From the List Of ALS Ironies
It’s hard to decide what’s more difficult: My own coming to grips with the ALS diagnosis, or the process of breaking the news for the first time to all of my family, friends, coworkers, etc.
There is absolutely no way to sugar-coat this. It’s no easier telling an acquaintance than it is a close friend, or a sister. It’s emotionally taxing to repeat the story of my symptoms and diagnosis over and over. It just seems to keep the wound inflamed and throbbing.
Additionally, nearly every single person, in response to me telling them the news, says something like:
If there’s anything at all that I can help with, please let me know!
In response, I end up straining a facial expression, an uncomfortable mix of a smile and a grimace, and I think:
I feel so fortunate to have so many friends and so many offers of support, but please God, send me a project manager!
An embarrassment of riches is not something to complain about, and I would surely be in a decrepit state without my beloved network of family and friends.
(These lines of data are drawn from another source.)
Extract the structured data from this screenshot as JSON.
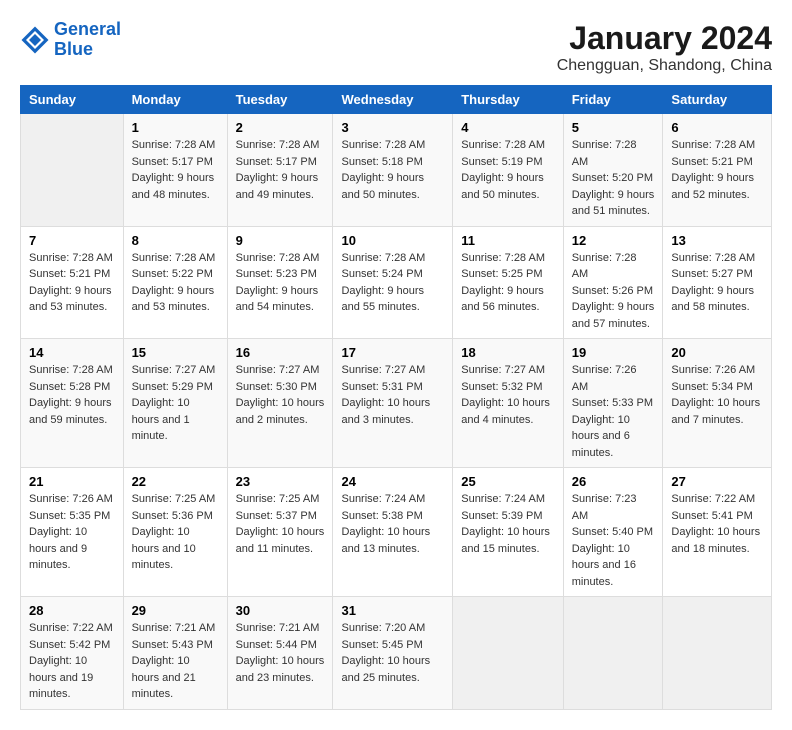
{
  "logo": {
    "line1": "General",
    "line2": "Blue"
  },
  "title": "January 2024",
  "subtitle": "Chengguan, Shandong, China",
  "days_header": [
    "Sunday",
    "Monday",
    "Tuesday",
    "Wednesday",
    "Thursday",
    "Friday",
    "Saturday"
  ],
  "weeks": [
    [
      {
        "num": "",
        "sunrise": "",
        "sunset": "",
        "daylight": "",
        "empty": true
      },
      {
        "num": "1",
        "sunrise": "Sunrise: 7:28 AM",
        "sunset": "Sunset: 5:17 PM",
        "daylight": "Daylight: 9 hours and 48 minutes."
      },
      {
        "num": "2",
        "sunrise": "Sunrise: 7:28 AM",
        "sunset": "Sunset: 5:17 PM",
        "daylight": "Daylight: 9 hours and 49 minutes."
      },
      {
        "num": "3",
        "sunrise": "Sunrise: 7:28 AM",
        "sunset": "Sunset: 5:18 PM",
        "daylight": "Daylight: 9 hours and 50 minutes."
      },
      {
        "num": "4",
        "sunrise": "Sunrise: 7:28 AM",
        "sunset": "Sunset: 5:19 PM",
        "daylight": "Daylight: 9 hours and 50 minutes."
      },
      {
        "num": "5",
        "sunrise": "Sunrise: 7:28 AM",
        "sunset": "Sunset: 5:20 PM",
        "daylight": "Daylight: 9 hours and 51 minutes."
      },
      {
        "num": "6",
        "sunrise": "Sunrise: 7:28 AM",
        "sunset": "Sunset: 5:21 PM",
        "daylight": "Daylight: 9 hours and 52 minutes."
      }
    ],
    [
      {
        "num": "7",
        "sunrise": "Sunrise: 7:28 AM",
        "sunset": "Sunset: 5:21 PM",
        "daylight": "Daylight: 9 hours and 53 minutes."
      },
      {
        "num": "8",
        "sunrise": "Sunrise: 7:28 AM",
        "sunset": "Sunset: 5:22 PM",
        "daylight": "Daylight: 9 hours and 53 minutes."
      },
      {
        "num": "9",
        "sunrise": "Sunrise: 7:28 AM",
        "sunset": "Sunset: 5:23 PM",
        "daylight": "Daylight: 9 hours and 54 minutes."
      },
      {
        "num": "10",
        "sunrise": "Sunrise: 7:28 AM",
        "sunset": "Sunset: 5:24 PM",
        "daylight": "Daylight: 9 hours and 55 minutes."
      },
      {
        "num": "11",
        "sunrise": "Sunrise: 7:28 AM",
        "sunset": "Sunset: 5:25 PM",
        "daylight": "Daylight: 9 hours and 56 minutes."
      },
      {
        "num": "12",
        "sunrise": "Sunrise: 7:28 AM",
        "sunset": "Sunset: 5:26 PM",
        "daylight": "Daylight: 9 hours and 57 minutes."
      },
      {
        "num": "13",
        "sunrise": "Sunrise: 7:28 AM",
        "sunset": "Sunset: 5:27 PM",
        "daylight": "Daylight: 9 hours and 58 minutes."
      }
    ],
    [
      {
        "num": "14",
        "sunrise": "Sunrise: 7:28 AM",
        "sunset": "Sunset: 5:28 PM",
        "daylight": "Daylight: 9 hours and 59 minutes."
      },
      {
        "num": "15",
        "sunrise": "Sunrise: 7:27 AM",
        "sunset": "Sunset: 5:29 PM",
        "daylight": "Daylight: 10 hours and 1 minute."
      },
      {
        "num": "16",
        "sunrise": "Sunrise: 7:27 AM",
        "sunset": "Sunset: 5:30 PM",
        "daylight": "Daylight: 10 hours and 2 minutes."
      },
      {
        "num": "17",
        "sunrise": "Sunrise: 7:27 AM",
        "sunset": "Sunset: 5:31 PM",
        "daylight": "Daylight: 10 hours and 3 minutes."
      },
      {
        "num": "18",
        "sunrise": "Sunrise: 7:27 AM",
        "sunset": "Sunset: 5:32 PM",
        "daylight": "Daylight: 10 hours and 4 minutes."
      },
      {
        "num": "19",
        "sunrise": "Sunrise: 7:26 AM",
        "sunset": "Sunset: 5:33 PM",
        "daylight": "Daylight: 10 hours and 6 minutes."
      },
      {
        "num": "20",
        "sunrise": "Sunrise: 7:26 AM",
        "sunset": "Sunset: 5:34 PM",
        "daylight": "Daylight: 10 hours and 7 minutes."
      }
    ],
    [
      {
        "num": "21",
        "sunrise": "Sunrise: 7:26 AM",
        "sunset": "Sunset: 5:35 PM",
        "daylight": "Daylight: 10 hours and 9 minutes."
      },
      {
        "num": "22",
        "sunrise": "Sunrise: 7:25 AM",
        "sunset": "Sunset: 5:36 PM",
        "daylight": "Daylight: 10 hours and 10 minutes."
      },
      {
        "num": "23",
        "sunrise": "Sunrise: 7:25 AM",
        "sunset": "Sunset: 5:37 PM",
        "daylight": "Daylight: 10 hours and 11 minutes."
      },
      {
        "num": "24",
        "sunrise": "Sunrise: 7:24 AM",
        "sunset": "Sunset: 5:38 PM",
        "daylight": "Daylight: 10 hours and 13 minutes."
      },
      {
        "num": "25",
        "sunrise": "Sunrise: 7:24 AM",
        "sunset": "Sunset: 5:39 PM",
        "daylight": "Daylight: 10 hours and 15 minutes."
      },
      {
        "num": "26",
        "sunrise": "Sunrise: 7:23 AM",
        "sunset": "Sunset: 5:40 PM",
        "daylight": "Daylight: 10 hours and 16 minutes."
      },
      {
        "num": "27",
        "sunrise": "Sunrise: 7:22 AM",
        "sunset": "Sunset: 5:41 PM",
        "daylight": "Daylight: 10 hours and 18 minutes."
      }
    ],
    [
      {
        "num": "28",
        "sunrise": "Sunrise: 7:22 AM",
        "sunset": "Sunset: 5:42 PM",
        "daylight": "Daylight: 10 hours and 19 minutes."
      },
      {
        "num": "29",
        "sunrise": "Sunrise: 7:21 AM",
        "sunset": "Sunset: 5:43 PM",
        "daylight": "Daylight: 10 hours and 21 minutes."
      },
      {
        "num": "30",
        "sunrise": "Sunrise: 7:21 AM",
        "sunset": "Sunset: 5:44 PM",
        "daylight": "Daylight: 10 hours and 23 minutes."
      },
      {
        "num": "31",
        "sunrise": "Sunrise: 7:20 AM",
        "sunset": "Sunset: 5:45 PM",
        "daylight": "Daylight: 10 hours and 25 minutes."
      },
      {
        "num": "",
        "sunrise": "",
        "sunset": "",
        "daylight": "",
        "empty": true
      },
      {
        "num": "",
        "sunrise": "",
        "sunset": "",
        "daylight": "",
        "empty": true
      },
      {
        "num": "",
        "sunrise": "",
        "sunset": "",
        "daylight": "",
        "empty": true
      }
    ]
  ]
}
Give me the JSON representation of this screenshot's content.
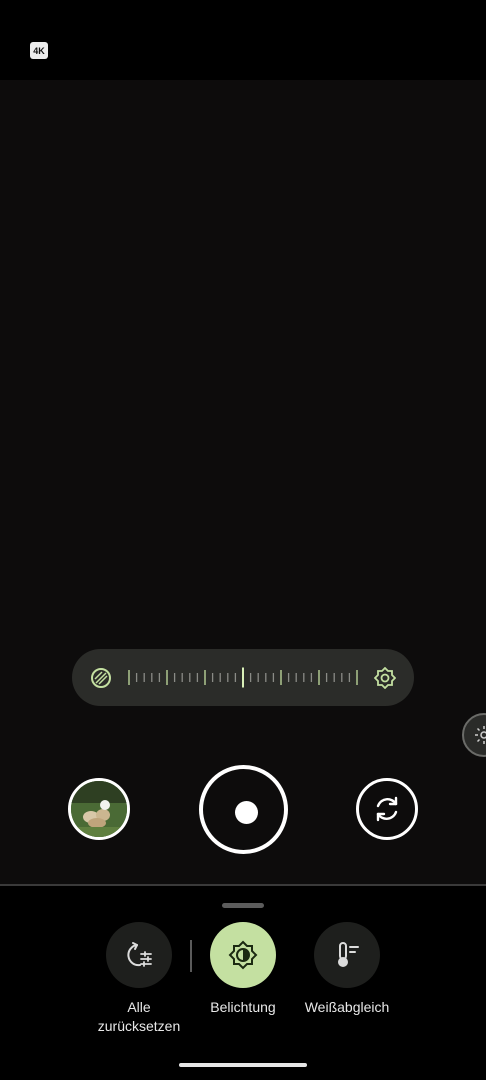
{
  "status": {
    "resolution_badge": "4K"
  },
  "exposure_slider": {
    "left_icon": "shadow-icon",
    "right_icon": "brightness-icon",
    "accent_color": "#c4e0a1",
    "level": 0.5
  },
  "side_panel": {
    "icon": "brightness-small-icon"
  },
  "capture": {
    "thumbnail_icon": "gallery-thumbnail",
    "shutter_icon": "record-button",
    "switch_icon": "switch-camera-icon"
  },
  "controls": [
    {
      "label": "Alle\nzurücksetzen",
      "icon": "reset-settings-icon",
      "active": false
    },
    {
      "label": "Belichtung",
      "icon": "exposure-icon",
      "active": true
    },
    {
      "label": "Weißabgleich",
      "icon": "white-balance-icon",
      "active": false
    }
  ],
  "colors": {
    "active_control": "#c4e0a1",
    "inactive_control": "#1e1f1d"
  }
}
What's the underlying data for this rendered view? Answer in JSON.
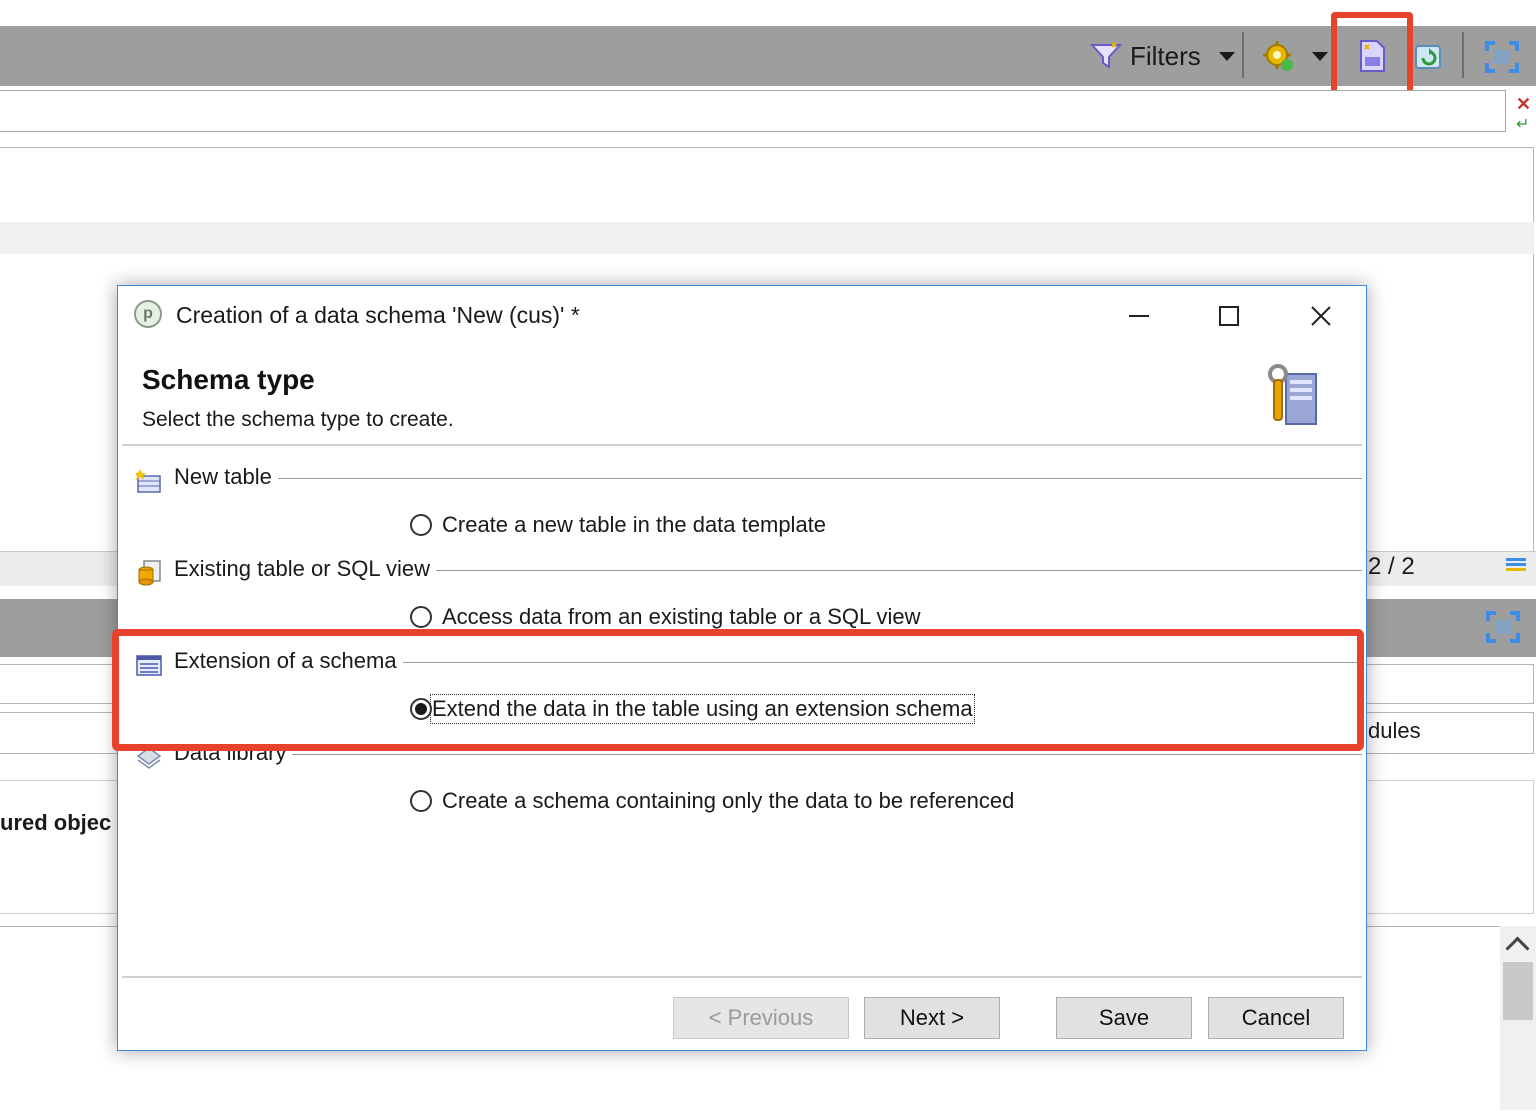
{
  "toolbar": {
    "filters_label": "Filters",
    "icons": [
      "filter-icon",
      "gear-new-icon",
      "new-document-icon",
      "refresh-icon",
      "maximize-icon"
    ]
  },
  "list": {
    "page_count": "2 / 2"
  },
  "detail": {
    "field_text": "dules",
    "label": "ured objec"
  },
  "dialog": {
    "title": "Creation of a data schema 'New (cus)' *",
    "heading": "Schema type",
    "subheading": "Select the schema type to create.",
    "sections": [
      {
        "label": "New table",
        "option": "Create a new table in the data template",
        "selected": false
      },
      {
        "label": "Existing table or SQL view",
        "option": "Access data from an existing table or a SQL view",
        "selected": false
      },
      {
        "label": "Extension of a schema",
        "option": "Extend the data in the table using an extension schema",
        "selected": true
      },
      {
        "label": "Data library",
        "option": "Create a schema containing only the data to be referenced",
        "selected": false
      }
    ],
    "buttons": {
      "previous": "< Previous",
      "next": "Next >",
      "save": "Save",
      "cancel": "Cancel"
    }
  },
  "colors": {
    "highlight": "#e8412c",
    "dialog_border": "#3c8ad8",
    "toolbar_bg": "#9e9e9e"
  }
}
But, it would be dishonest of me to gloss over the unintended ironic consequences of an initial, benevolent wave of support. It was overwhelming. It takes actual thinking and effort to convert all of these offers of support into actual helpful actions. There are phone calls and emails and text messages to deal with, logistics to work out, decisions to be made; basically way more than anything I felt capable of taking on.
Fortunately, the overwhelm passed and was replaced by feeling deeply loved and taken care of. The offers did indeed become actions, many of them. I’m moved beyond measure by the many gifts of time and effort given. Additionally, with every passing day, it became clearer and clearer to me how vital the support was for my partner in sickness and health, who had the title primary caregiver suddenly thrust upon her.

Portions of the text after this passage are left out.